The Internet is constantly redefining today’s social world. Volumes could be written about the implications of simply pressing “”like”” on someone’s Facebook activity. Yet, a perhaps less-noticed but endlessly fascinating niche of the social net is Craigslist.org’s Missed Connections.
Never before has pouring your heart out to the anonymous world of the net been so simple or so local. But is this a good thing?
Posts vary, but the basic idea falls into one of these categories:
1 The Angry Breakup Rant: Broken hearts use Missed Connections to pledge their hatred of an ex to the infinite reaches of the Internet.
2 The Sighting: Someone is out in public, notices someone else and is struck by love/interest/attraction. This person hopes that this missed connection post will bring their infatuation out of anonymity.
3 The Reunion: A long-lost friend hopes to reunite through invoking someone’s name on Craigslist.
4 The Creepy Post: Usually involves someone posting about a person who they see every day or habitually. Users likely figure that Craiglist is a place to proclaim their love/curiosities/confessionals about said person without them finding out.
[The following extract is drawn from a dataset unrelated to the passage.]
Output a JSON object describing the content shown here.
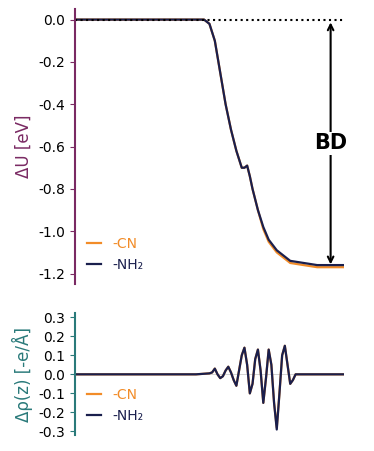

Missed Connections takes something completely common — losing something you never knew you had — and gives it an amplified volume beyond its mundane reality.
This phenomenon isn’t something barely used or obscure. Take a look on Tucson Craigslist, and you’ll see daily messages fighting the specter of lost opportunity in your own town. There might even be one about you.
What does it all mean? For some, something fun to read. For others? Perhaps a chance at the ever-elusive and mythical “”true love.”” Or maybe a horrifyingly awkward realization.
Missed Connections adds another method of expression to the already seemingly exhausted list. Anonymity is a powerful thing, but if the intended audience doesn’t read Craigslist, what’s the point? Perhaps this enables people to be overly dramatic or too shy. Or maybe these posts are a new form of courtship.
But maybe Missed Connections isn’t such a bad thing. It’s definitely a hilarious read, despite being another way to make us feel way too important about ourselves.